When you need treatment, how do you choose between 2 drugs each with its own set of side effects?
This morning, an older friend told me that her doctor had presented her with a difficult choice and told him about some side effects of his drugs. She had a condition that needed treating and there were 2 medicines to choose between: One would increase her risk of skin cancer; the other would increase her risk of heart attack.
“Which would you choose?” she asked me. I waffled a bit. A heart attack can often be survived without too much damage. But she was over 75, so might not bounce back so quickly after one. However, skin cancer can take years to develop. I leaned toward the medicine with the risk of cancer.

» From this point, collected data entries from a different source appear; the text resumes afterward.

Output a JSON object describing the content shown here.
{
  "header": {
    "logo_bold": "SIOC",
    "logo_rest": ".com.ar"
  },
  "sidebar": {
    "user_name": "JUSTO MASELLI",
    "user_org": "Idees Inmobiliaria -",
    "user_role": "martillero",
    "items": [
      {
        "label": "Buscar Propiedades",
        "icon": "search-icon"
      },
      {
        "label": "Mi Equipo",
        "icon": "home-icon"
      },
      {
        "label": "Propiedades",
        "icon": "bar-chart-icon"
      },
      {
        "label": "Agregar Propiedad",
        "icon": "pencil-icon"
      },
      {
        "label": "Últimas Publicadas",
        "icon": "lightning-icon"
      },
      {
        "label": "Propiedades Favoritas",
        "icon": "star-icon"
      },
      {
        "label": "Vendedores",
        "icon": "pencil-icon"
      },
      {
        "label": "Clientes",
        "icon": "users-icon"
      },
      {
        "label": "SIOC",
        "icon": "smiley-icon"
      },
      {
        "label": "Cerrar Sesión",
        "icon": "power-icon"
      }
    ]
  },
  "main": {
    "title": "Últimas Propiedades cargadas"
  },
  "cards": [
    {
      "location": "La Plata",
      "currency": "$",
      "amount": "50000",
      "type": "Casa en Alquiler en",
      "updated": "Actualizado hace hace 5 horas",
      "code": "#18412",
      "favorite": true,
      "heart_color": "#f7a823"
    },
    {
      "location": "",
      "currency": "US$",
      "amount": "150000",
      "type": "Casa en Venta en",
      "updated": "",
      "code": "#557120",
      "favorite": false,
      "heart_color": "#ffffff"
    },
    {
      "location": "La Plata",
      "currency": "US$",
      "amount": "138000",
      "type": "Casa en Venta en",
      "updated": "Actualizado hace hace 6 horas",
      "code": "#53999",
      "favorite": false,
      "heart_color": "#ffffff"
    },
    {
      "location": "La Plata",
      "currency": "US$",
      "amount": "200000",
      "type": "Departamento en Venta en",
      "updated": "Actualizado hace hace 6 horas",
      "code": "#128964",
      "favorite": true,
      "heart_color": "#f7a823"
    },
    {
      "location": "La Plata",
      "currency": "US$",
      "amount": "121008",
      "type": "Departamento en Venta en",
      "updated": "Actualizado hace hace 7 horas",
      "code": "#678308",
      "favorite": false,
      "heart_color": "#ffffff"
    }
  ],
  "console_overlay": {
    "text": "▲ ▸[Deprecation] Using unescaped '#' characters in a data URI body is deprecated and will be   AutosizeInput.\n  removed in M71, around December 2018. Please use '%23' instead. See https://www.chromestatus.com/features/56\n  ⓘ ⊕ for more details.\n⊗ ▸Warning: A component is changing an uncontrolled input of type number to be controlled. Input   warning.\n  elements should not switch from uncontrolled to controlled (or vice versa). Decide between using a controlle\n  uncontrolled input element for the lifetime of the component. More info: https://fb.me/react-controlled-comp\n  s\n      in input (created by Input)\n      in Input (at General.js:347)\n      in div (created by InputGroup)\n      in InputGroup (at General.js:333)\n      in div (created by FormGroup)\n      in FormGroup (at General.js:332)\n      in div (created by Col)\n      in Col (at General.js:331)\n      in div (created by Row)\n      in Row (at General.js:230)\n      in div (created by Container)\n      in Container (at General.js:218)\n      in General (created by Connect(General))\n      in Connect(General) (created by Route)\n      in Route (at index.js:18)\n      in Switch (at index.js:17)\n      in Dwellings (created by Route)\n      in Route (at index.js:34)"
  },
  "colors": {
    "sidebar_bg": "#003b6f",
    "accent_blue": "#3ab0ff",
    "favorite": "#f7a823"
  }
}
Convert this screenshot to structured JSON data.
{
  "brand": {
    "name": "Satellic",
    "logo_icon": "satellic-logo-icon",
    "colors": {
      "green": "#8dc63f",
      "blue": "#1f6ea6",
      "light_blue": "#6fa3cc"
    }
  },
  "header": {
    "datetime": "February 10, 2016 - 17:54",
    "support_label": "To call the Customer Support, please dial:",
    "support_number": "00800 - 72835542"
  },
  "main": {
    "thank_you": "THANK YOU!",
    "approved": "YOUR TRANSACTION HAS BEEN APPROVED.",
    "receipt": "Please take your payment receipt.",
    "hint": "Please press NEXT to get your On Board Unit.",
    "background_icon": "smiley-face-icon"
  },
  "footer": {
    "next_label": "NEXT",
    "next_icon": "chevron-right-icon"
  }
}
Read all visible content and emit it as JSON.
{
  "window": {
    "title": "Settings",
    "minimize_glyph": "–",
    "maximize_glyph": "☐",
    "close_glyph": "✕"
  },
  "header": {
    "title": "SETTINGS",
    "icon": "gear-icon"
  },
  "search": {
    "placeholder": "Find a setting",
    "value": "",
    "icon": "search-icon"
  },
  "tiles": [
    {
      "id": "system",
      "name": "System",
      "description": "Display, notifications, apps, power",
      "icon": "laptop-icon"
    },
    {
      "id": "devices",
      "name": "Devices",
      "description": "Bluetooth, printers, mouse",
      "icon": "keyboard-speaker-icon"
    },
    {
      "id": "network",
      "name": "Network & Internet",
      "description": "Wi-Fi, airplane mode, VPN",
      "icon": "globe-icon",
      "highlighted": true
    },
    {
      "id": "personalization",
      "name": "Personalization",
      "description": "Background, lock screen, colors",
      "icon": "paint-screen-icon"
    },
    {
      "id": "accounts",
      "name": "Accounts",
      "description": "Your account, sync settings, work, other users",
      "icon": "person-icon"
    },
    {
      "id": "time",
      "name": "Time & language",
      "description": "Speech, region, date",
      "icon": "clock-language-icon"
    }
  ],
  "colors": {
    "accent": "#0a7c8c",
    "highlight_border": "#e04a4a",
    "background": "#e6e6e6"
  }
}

“Heart attack!” she declared succinctly, “Cancer is terrible. Chemo? Forget it. When I go, I want to go fast. Heart attack is fast. I chose the drug with the higher heart-attack risk and side effects”
Choices between side-effect risks exist with almost every medical decision. They are seldom so clear, and I doubt her choice was as distinct as she presented it to me. Her doctor probably knew (and might well have shared) the relative risks and side effects. How much more likely was she to have a heart attack? How quickly might skin cancer develop? Is chemo really that bad?
I wondered if my friend were making an emotional rather than a rational decision, then realized that wasn’t the point. This is a great example of shared decision making. After a discussion with her doctor, my friend knew exactly which choice she wanted to make. And even if her doctor felt the risk of skin cancer small and the heart attack risk unreasonably high (which we don’t know is true), it wasn’t the doctor’s decision. Good health care means that an informed patient’s values must be the final, determining decision.